Two or three weeks ago (or possibly more), author J. Stephen Miller asked if I’d be interested in reading and reviewing his nonfiction book, Near-Death Experiences as Evidence for the Existence of God and Heaven: A Brief Introduction in Plain Language. I suggested a trade: I’d review his book if he’d review The Story in the Stars. That is, provided he wasn’t in a big hurry, as I couldn’t say how long it would take me to read his. He said there was no time limit and agreed to the plan, so we exchanged Kindle versions, and I put his book in the third slot on my to-be-read list.

Last week, the day after I started reading it, he sent me an email with a link to his wife’s review of Stars.¬† Apparently he’d asked her to do his dirty work for him; but I guess she didn’t mind, because she gave it five stars, and he assured me she doesn’t give five stars lightly.

But that’s another subject. Back to my point:

Though I’m not getting through Mr. Miller’s book as quickly as I’d like, I’ve been thinking about it a lot. I’ll put a review on Amazon after I’ve finally finished reading it, but this isn’t a review; just a rumination.
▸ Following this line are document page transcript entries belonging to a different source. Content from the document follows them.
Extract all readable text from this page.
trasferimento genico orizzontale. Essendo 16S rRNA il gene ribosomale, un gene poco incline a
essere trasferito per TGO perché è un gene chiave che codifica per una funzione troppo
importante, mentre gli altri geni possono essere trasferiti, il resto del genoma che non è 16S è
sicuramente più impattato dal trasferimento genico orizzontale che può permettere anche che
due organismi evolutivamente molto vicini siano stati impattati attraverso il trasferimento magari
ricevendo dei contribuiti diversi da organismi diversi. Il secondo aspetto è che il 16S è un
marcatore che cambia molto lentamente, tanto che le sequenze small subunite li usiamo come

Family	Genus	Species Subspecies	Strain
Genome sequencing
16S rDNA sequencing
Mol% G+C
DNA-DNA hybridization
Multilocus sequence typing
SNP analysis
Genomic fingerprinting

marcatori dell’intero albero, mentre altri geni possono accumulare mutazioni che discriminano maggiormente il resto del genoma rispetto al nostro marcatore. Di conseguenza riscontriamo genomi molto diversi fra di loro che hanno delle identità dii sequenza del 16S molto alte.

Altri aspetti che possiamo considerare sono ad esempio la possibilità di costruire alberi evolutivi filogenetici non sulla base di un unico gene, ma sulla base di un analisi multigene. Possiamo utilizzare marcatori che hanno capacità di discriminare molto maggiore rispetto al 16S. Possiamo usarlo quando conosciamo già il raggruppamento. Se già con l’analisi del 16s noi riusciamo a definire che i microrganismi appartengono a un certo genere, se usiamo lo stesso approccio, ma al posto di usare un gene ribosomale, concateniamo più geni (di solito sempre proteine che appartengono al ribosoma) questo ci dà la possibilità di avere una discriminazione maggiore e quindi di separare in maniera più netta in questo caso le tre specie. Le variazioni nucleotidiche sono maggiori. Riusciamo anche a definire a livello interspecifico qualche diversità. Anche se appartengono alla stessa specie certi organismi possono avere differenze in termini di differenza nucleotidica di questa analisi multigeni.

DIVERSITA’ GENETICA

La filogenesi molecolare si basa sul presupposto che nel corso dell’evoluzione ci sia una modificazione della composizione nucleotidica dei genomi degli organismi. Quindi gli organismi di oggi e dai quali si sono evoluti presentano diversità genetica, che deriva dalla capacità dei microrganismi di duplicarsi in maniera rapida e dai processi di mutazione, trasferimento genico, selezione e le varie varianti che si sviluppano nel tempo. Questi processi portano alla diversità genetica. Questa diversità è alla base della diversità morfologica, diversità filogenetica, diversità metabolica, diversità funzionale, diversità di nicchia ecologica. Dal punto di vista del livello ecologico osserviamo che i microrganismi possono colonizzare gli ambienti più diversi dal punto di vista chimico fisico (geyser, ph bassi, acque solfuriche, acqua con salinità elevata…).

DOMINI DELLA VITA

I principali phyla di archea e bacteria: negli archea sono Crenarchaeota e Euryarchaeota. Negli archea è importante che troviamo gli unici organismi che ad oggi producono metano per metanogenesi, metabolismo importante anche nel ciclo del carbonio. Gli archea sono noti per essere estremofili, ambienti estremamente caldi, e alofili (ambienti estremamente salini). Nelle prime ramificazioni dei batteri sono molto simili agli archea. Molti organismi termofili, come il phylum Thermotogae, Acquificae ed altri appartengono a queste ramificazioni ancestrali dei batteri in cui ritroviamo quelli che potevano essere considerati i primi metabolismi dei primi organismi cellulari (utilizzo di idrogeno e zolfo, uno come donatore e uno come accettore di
Throughout my musings, a line from the old Paul Simon song, “The Boxer,” has gone through my mind: Still, a man hears what he wants to hear and disregards the rest.
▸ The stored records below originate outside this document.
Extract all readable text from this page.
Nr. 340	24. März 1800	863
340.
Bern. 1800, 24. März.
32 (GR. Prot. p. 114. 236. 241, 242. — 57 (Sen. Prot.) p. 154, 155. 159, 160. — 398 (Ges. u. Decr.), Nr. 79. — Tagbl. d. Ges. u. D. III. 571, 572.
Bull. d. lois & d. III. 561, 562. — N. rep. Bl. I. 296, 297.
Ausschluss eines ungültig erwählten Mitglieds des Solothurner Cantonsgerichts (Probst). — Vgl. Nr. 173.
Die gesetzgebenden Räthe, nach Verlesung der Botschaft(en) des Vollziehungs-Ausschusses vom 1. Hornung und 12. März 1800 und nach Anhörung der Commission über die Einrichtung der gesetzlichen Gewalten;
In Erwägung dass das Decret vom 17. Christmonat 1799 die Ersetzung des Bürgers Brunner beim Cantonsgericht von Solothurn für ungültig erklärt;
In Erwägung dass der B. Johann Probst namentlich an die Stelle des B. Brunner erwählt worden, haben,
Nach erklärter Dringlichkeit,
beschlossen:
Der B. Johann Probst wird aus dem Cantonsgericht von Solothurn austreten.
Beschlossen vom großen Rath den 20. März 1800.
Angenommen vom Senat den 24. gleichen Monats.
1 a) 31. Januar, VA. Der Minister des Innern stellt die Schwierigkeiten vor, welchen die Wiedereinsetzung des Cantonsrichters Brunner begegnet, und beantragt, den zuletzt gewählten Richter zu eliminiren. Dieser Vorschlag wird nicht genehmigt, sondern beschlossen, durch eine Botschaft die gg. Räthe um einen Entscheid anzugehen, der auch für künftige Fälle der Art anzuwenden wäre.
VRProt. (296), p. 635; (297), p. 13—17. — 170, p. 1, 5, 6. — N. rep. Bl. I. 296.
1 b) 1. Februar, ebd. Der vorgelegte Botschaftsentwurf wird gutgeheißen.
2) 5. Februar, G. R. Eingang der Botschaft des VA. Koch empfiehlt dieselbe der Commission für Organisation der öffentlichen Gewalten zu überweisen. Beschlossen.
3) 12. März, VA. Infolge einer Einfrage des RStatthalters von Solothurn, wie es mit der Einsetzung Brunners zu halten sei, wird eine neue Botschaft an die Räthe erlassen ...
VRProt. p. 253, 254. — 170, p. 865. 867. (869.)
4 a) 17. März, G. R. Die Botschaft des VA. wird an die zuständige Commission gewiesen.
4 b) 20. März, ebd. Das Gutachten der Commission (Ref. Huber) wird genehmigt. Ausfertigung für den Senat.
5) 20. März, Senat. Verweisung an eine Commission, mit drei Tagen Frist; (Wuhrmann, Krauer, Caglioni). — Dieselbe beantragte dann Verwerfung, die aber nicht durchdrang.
In his book, Mr. Miller does a good job of looking at the phenomenon from every conceivable angle and gives due consideration to the many objections. He points out that the scientists who have delved into the subject the most extensively began their research as skeptics, fully expecting to find natural, scientific causes for these people’s experiences. However, they were all forced to conclude that, whatever it was that happened to these people, it can’t be explained by anything in the physical realm.

The people who have had these experiences described sensations that were separate and distinct from any dream experience. What happened to them doesn’t match up with the symptoms of lack of oxygen or any other known brain-related phenomenon. Many of them returned knowing things they couldn’t have possibly known (relating conversations that took place after they were dead, describing in detail events that occurred while they were unconscious, talking about meeting a dead relatives whom they hadn’t known about, etc.) Each person reported that even as they went through the experience, they were amazed, because it was nothing any of them had expected. The things they saw were extremely vivid, even in the cases of people who had been born blind and had never before seen anything.
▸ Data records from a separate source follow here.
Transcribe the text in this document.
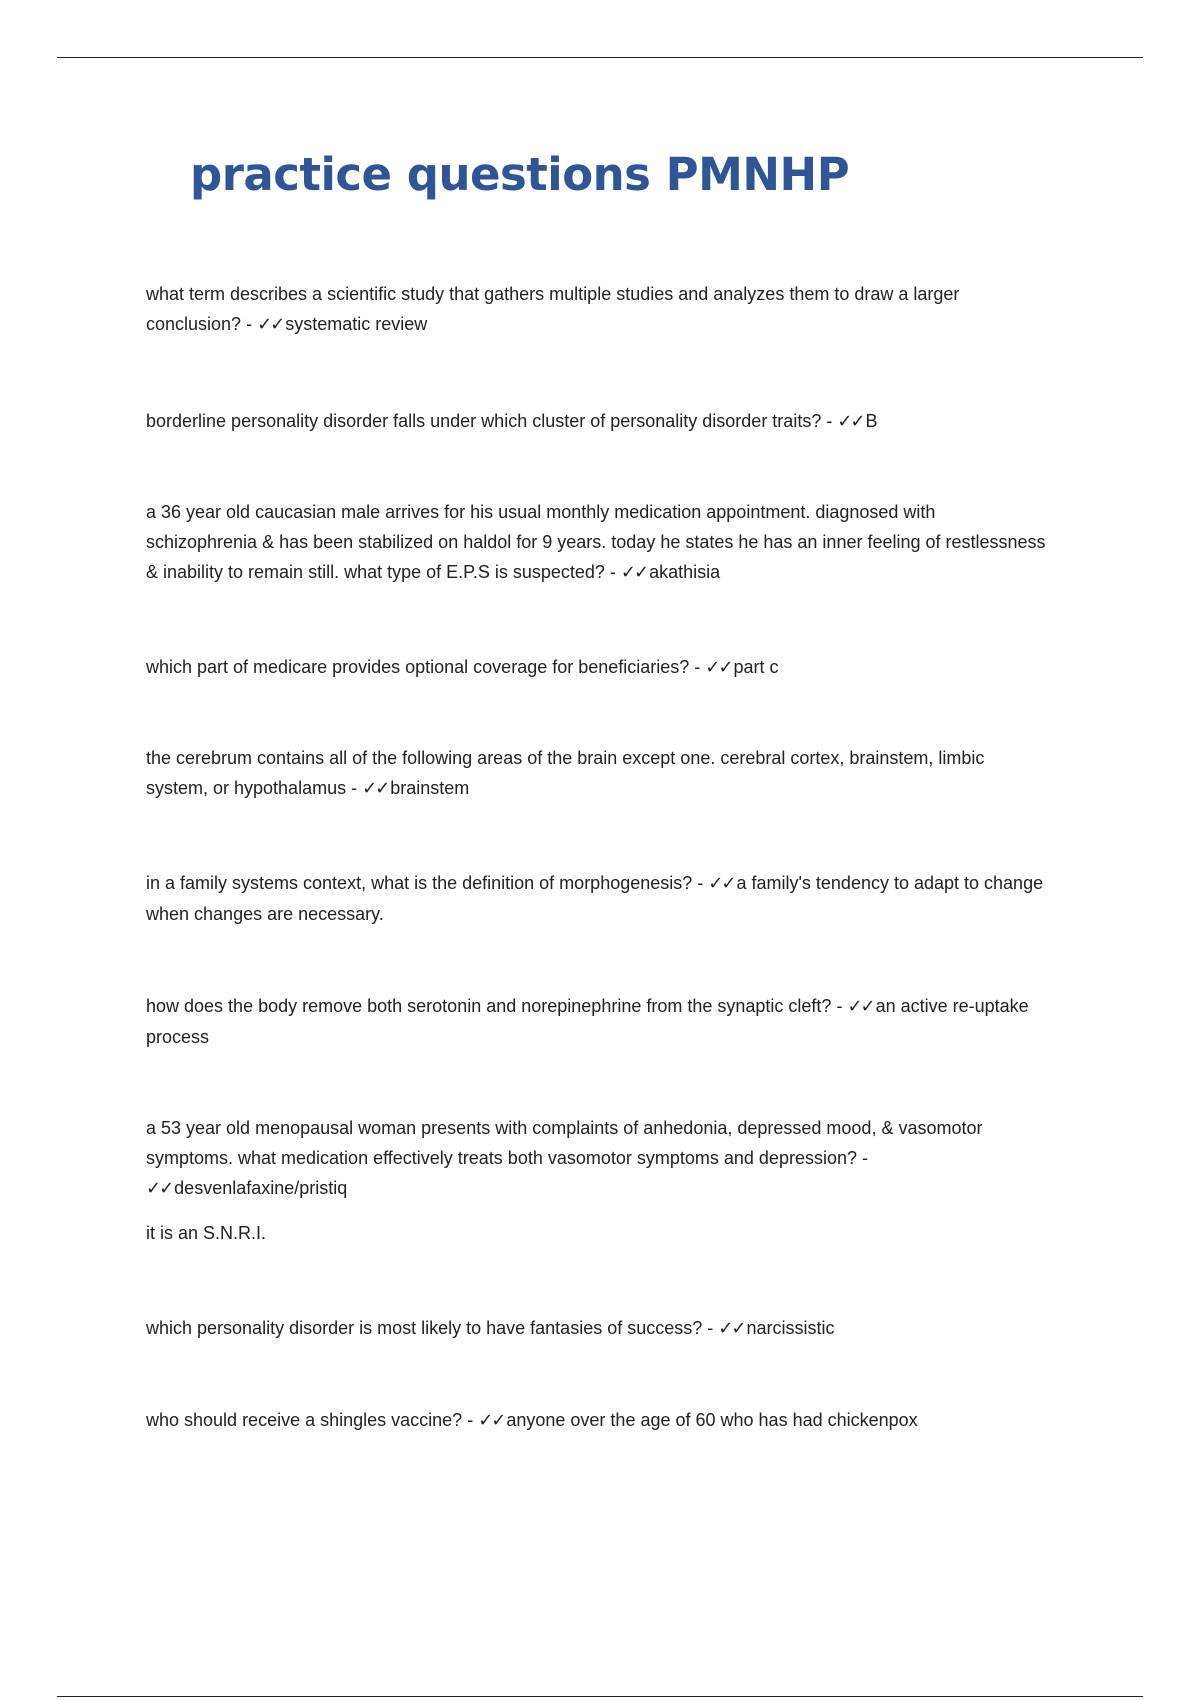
practice questions PMNHP

what term describes a scientific study that gathers multiple studies and analyzes them to draw a larger conclusion? - ✓✓ systematic review

borderline personality disorder falls under which cluster of personality disorder traits? - ✓✓ B

a 36 year old caucasian male arrives for his usual monthly medication appointment. diagnosed with schizophrenia & has been stabilized on haldol for 9 years. today he states he has an inner feeling of restlessness & inability to remain still. what type of E.P.S is suspected? - ✓✓ akathisia

which part of medicare provides optional coverage for beneficiaries? - ✓✓ part c

the cerebrum contains all of the following areas of the brain except one. cerebral cortex, brainstem, limbic system, or hypothalamus - ✓✓ brainstem

in a family systems context, what is the definition of morphogenesis? - ✓✓ a family's tendency to adapt to change when changes are necessary.

how does the body remove both serotonin and norepinephrine from the synaptic cleft? - ✓✓ an active re-uptake process

a 53 year old menopausal woman presents with complaints of anhedonia, depressed mood, & vasomotor symptoms. what medication effectively treats both vasomotor symptoms and depression? - ✓✓ desvenlafaxine/pristiq
it is an S.N.R.I.

which personality disorder is most likely to have fantasies of success? - ✓✓ narcissistic

who should receive a shingles vaccine? - ✓✓ anyone over the age of 60 who has had chickenpox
Every experience was a little different, and it was intensely personal for each; however, researchers have listed fifteen commonalities reported by all, no matter what continent they lived on, what language they spoke, or what their culture or religious background.

The subject is fascinating, and I think the author does an excellent job laying out the facts in a logical, unemotional fashion. He does not resort to sensationalism. The facts speak for themselves, however, and it doesn’t seem likely that any reasonable person could read this book (nor any other that deals with this subject in such a practical manner) and remain convinced there is no God.

Still, a man hears what he wants to hear and disregards the rest.

Even without this book, we have no excuse. Creation gives more than sufficient evidence of God’s existence. The Bible gives us that too, as well as reliable information–sufficient to stand up in a court of law if the jury were truly impartial–concerning not only His existence, but His character and attributes, what He expects of us His creation, how He has worked throughout history, and how He’ll wrap it all up at the end. This is all really important stuff, highly relevant to everyone alive.

Still, a man hears what he wants to hear…

As Jesus Himself said in Luke 16:31, long before anyone studied Near Death Experiences, “If they hear not Moses and the prophets, neither will they be persuaded, though one rose from the dead.”